While this marks positive news for small and medium-sized enterprises (SMEs), the FSB also found 54 per cent of companies expect to grow in 2013 - down from 56 per cent at the same time last year.
The Bank of England's quarterly report on the Funding for Lending Scheme (FLS) which was released on 4 March, highlighted that many of the more traditional high street banks were not embracing the Scheme. However, the newer entrants were actively lending, such as Aldermore Bank which had net lending of 228m in Q3 and 251m in Q4, making it the sixth largest lender.
One issue the FSB raised was the fact fewer small firms are applying for finance from banks, which is a problem the organisation wants brought up in the budget.
National chairman of the FSB John Walker said: "Two separate reports last week showed that lending to small firms remains constrained. This is something which must be addressed at the budget.
"A clear plan for the Business Bank must be put in place to help ease access to finance and to boost competition in the sector, both through encouraging non-bank lenders such as peer-to-peer lenders to join the market and though new 'challenger' banks entering the arena."
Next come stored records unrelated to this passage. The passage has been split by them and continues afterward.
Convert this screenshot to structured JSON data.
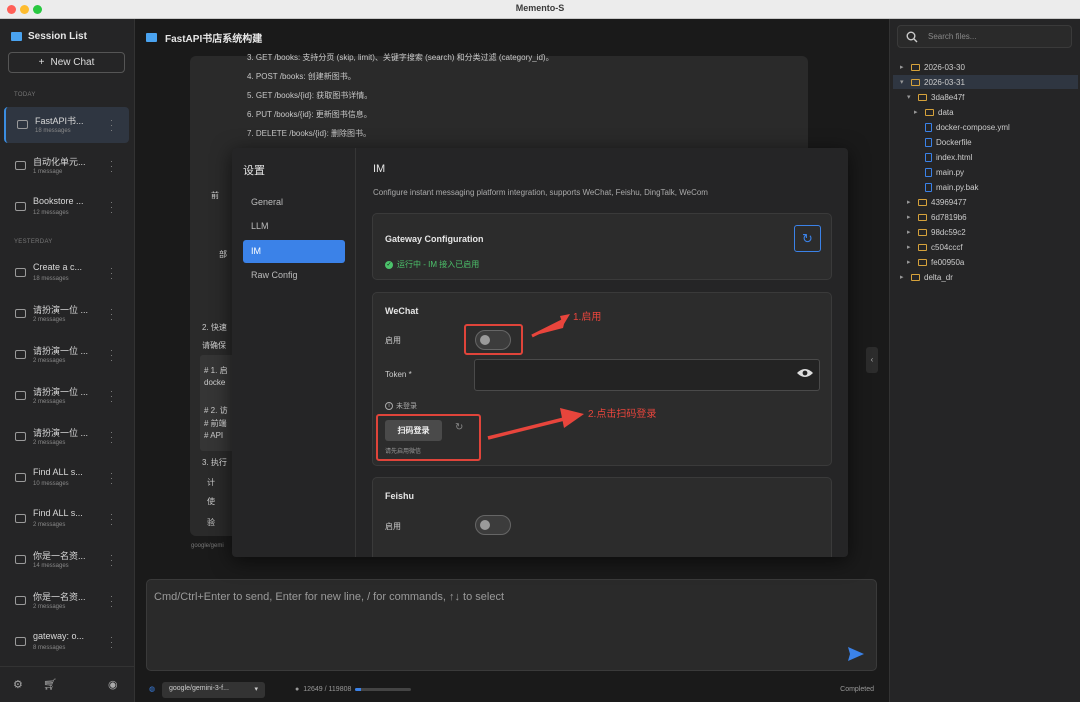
{
  "window": {
    "title": "Memento-S"
  },
  "left": {
    "title": "Session List",
    "new_chat": "New Chat",
    "groups": {
      "today": "TODAY",
      "yesterday": "YESTERDAY"
    },
    "sessions": [
      {
        "title": "FastAPI书...",
        "meta": "18 messages"
      },
      {
        "title": "自动化单元...",
        "meta": "1 message"
      },
      {
        "title": "Bookstore ...",
        "meta": "12 messages"
      },
      {
        "title": "Create a c...",
        "meta": "18 messages"
      },
      {
        "title": "请扮演一位 ...",
        "meta": "2 messages"
      },
      {
        "title": "请扮演一位 ...",
        "meta": "2 messages"
      },
      {
        "title": "请扮演一位 ...",
        "meta": "2 messages"
      },
      {
        "title": "请扮演一位 ...",
        "meta": "2 messages"
      },
      {
        "title": "Find ALL s...",
        "meta": "10 messages"
      },
      {
        "title": "Find ALL s...",
        "meta": "2 messages"
      },
      {
        "title": "你是一名资...",
        "meta": "14 messages"
      },
      {
        "title": "你是一名资...",
        "meta": "2 messages"
      },
      {
        "title": "gateway: o...",
        "meta": "8 messages"
      }
    ]
  },
  "center": {
    "title": "FastAPI书店系统构建",
    "lines": [
      "3. GET /books: 支持分页 (skip, limit)、关键字搜索 (search) 和分类过滤 (category_id)。",
      "4. POST /books: 创建新图书。",
      "5. GET /books/{id}: 获取图书详情。",
      "6. PUT /books/{id}: 更新图书信息。",
      "7. DELETE /books/{id}: 删除图书。"
    ],
    "side_text": [
      "前",
      "部",
      "2. 快速",
      "请确保",
      "# 1. 启",
      "docke",
      "# 2. 访",
      "# 前端",
      "# API",
      "3. 执行",
      "计",
      "使",
      "验"
    ],
    "footer_model": "google/gemi",
    "input_placeholder": "Cmd/Ctrl+Enter to send, Enter for new line, / for commands, ↑↓ to select",
    "model": "google/gemini-3-f...",
    "tokens": "12649 / 119808",
    "token_ratio": 0.106,
    "status": "Completed"
  },
  "modal": {
    "title": "设置",
    "nav": [
      "General",
      "LLM",
      "IM",
      "Raw Config"
    ],
    "active": "IM",
    "heading": "IM",
    "description": "Configure instant messaging platform integration, supports WeChat, Feishu, DingTalk, WeCom",
    "gateway": {
      "title": "Gateway Configuration",
      "status": "运行中 - IM 接入已启用"
    },
    "wechat": {
      "title": "WeChat",
      "enable_label": "启用",
      "token_label": "Token *",
      "login_status": "未登录",
      "scan_button": "扫码登录",
      "hint": "请先启用微信"
    },
    "feishu": {
      "title": "Feishu",
      "enable_label": "启用"
    }
  },
  "annotations": {
    "step1": "1.启用",
    "step2": "2.点击扫码登录"
  },
  "right": {
    "search_placeholder": "Search files...",
    "tree": [
      {
        "name": "2026-03-30",
        "type": "folder",
        "depth": 0,
        "open": false
      },
      {
        "name": "2026-03-31",
        "type": "folder",
        "depth": 0,
        "open": true
      },
      {
        "name": "3da8e47f",
        "type": "folder",
        "depth": 1,
        "open": true
      },
      {
        "name": "data",
        "type": "folder",
        "depth": 2,
        "open": false
      },
      {
        "name": "docker-compose.yml",
        "type": "file",
        "depth": 2
      },
      {
        "name": "Dockerfile",
        "type": "file",
        "depth": 2
      },
      {
        "name": "index.html",
        "type": "file",
        "depth": 2
      },
      {
        "name": "main.py",
        "type": "file",
        "depth": 2
      },
      {
        "name": "main.py.bak",
        "type": "file",
        "depth": 2
      },
      {
        "name": "43969477",
        "type": "folder",
        "depth": 1,
        "open": false
      },
      {
        "name": "6d7819b6",
        "type": "folder",
        "depth": 1,
        "open": false
      },
      {
        "name": "98dc59c2",
        "type": "folder",
        "depth": 1,
        "open": false
      },
      {
        "name": "c504cccf",
        "type": "folder",
        "depth": 1,
        "open": false
      },
      {
        "name": "fe00950a",
        "type": "folder",
        "depth": 1,
        "open": false
      },
      {
        "name": "delta_dr",
        "type": "folder",
        "depth": 0,
        "open": false
      }
    ]
  },
  "colors": {
    "accent": "#3b82e8",
    "success": "#4cc26b",
    "annotation": "#e8453c",
    "folder": "#d6a23b"
  }
}
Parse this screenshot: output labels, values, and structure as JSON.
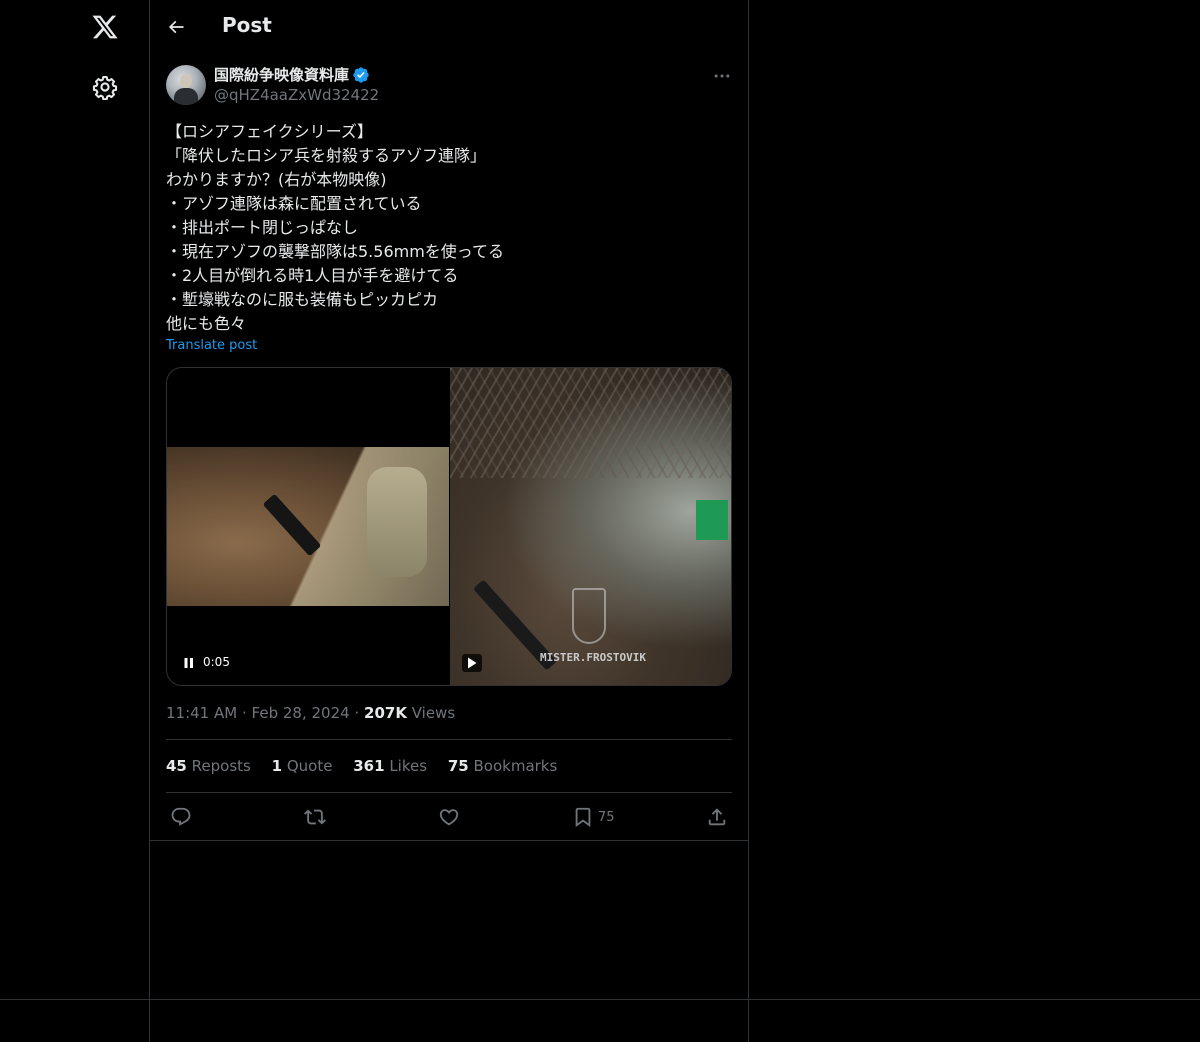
{
  "header": {
    "title": "Post"
  },
  "post": {
    "author_name": "国際紛争映像資料庫",
    "author_handle": "@qHZ4aaZxWd32422",
    "lines": [
      "【ロシアフェイクシリーズ】",
      "「降伏したロシア兵を射殺するアゾフ連隊」",
      "わかりますか？(右が本物映像)",
      "・アゾフ連隊は森に配置されている",
      "・排出ポート閉じっぱなし",
      "・現在アゾフの襲撃部隊は5.56mmを使ってる",
      "・2人目が倒れる時1人目が手を避けてる",
      "・塹壕戦なのに服も装備もピッカピカ",
      "他にも色々"
    ],
    "translate_label": "Translate post",
    "video_time": "0:05",
    "watermark": "MISTER.FROSTOVIK",
    "time": "11:41 AM",
    "date": "Feb 28, 2024",
    "dot": "·",
    "views_count": "207K",
    "views_label": "Views"
  },
  "stats": {
    "reposts_count": "45",
    "reposts_label": "Reposts",
    "quotes_count": "1",
    "quotes_label": "Quote",
    "likes_count": "361",
    "likes_label": "Likes",
    "bookmarks_count": "75",
    "bookmarks_label": "Bookmarks"
  },
  "actions": {
    "bookmark_count": "75"
  },
  "icons": [
    "x-logo-icon",
    "settings-gear-icon",
    "back-arrow-icon",
    "verified-badge-icon",
    "more-options-icon",
    "pause-icon",
    "play-icon",
    "reply-icon",
    "repost-icon",
    "like-heart-icon",
    "bookmark-icon",
    "share-icon"
  ],
  "colors": {
    "background": "#000000",
    "text": "#e7e9ea",
    "muted": "#71767b",
    "accent": "#1d9bf0",
    "border": "#2f3336"
  }
}
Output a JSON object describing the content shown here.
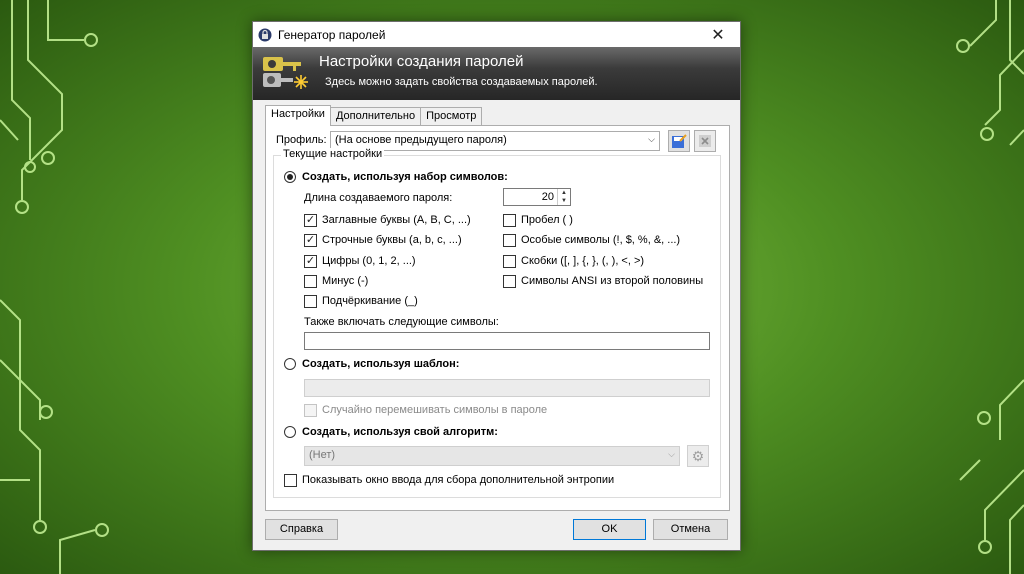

As a challenger bank, Aldermore has a range of lending options for small firms, including the government-backed FLS, as well as asset finance, hire purchase and lease finance.
The FSB pointed to the success of the FLS, which has helped to ensure 38.6 per cent of small firms have secured interest rates of less than four per cent on the credit they were offered.
Other findings from the report included small businesses planning to increase their staffing levels marginally in the coming quarter, as well as fuel and utilities continuing to drive business costs for SMEs.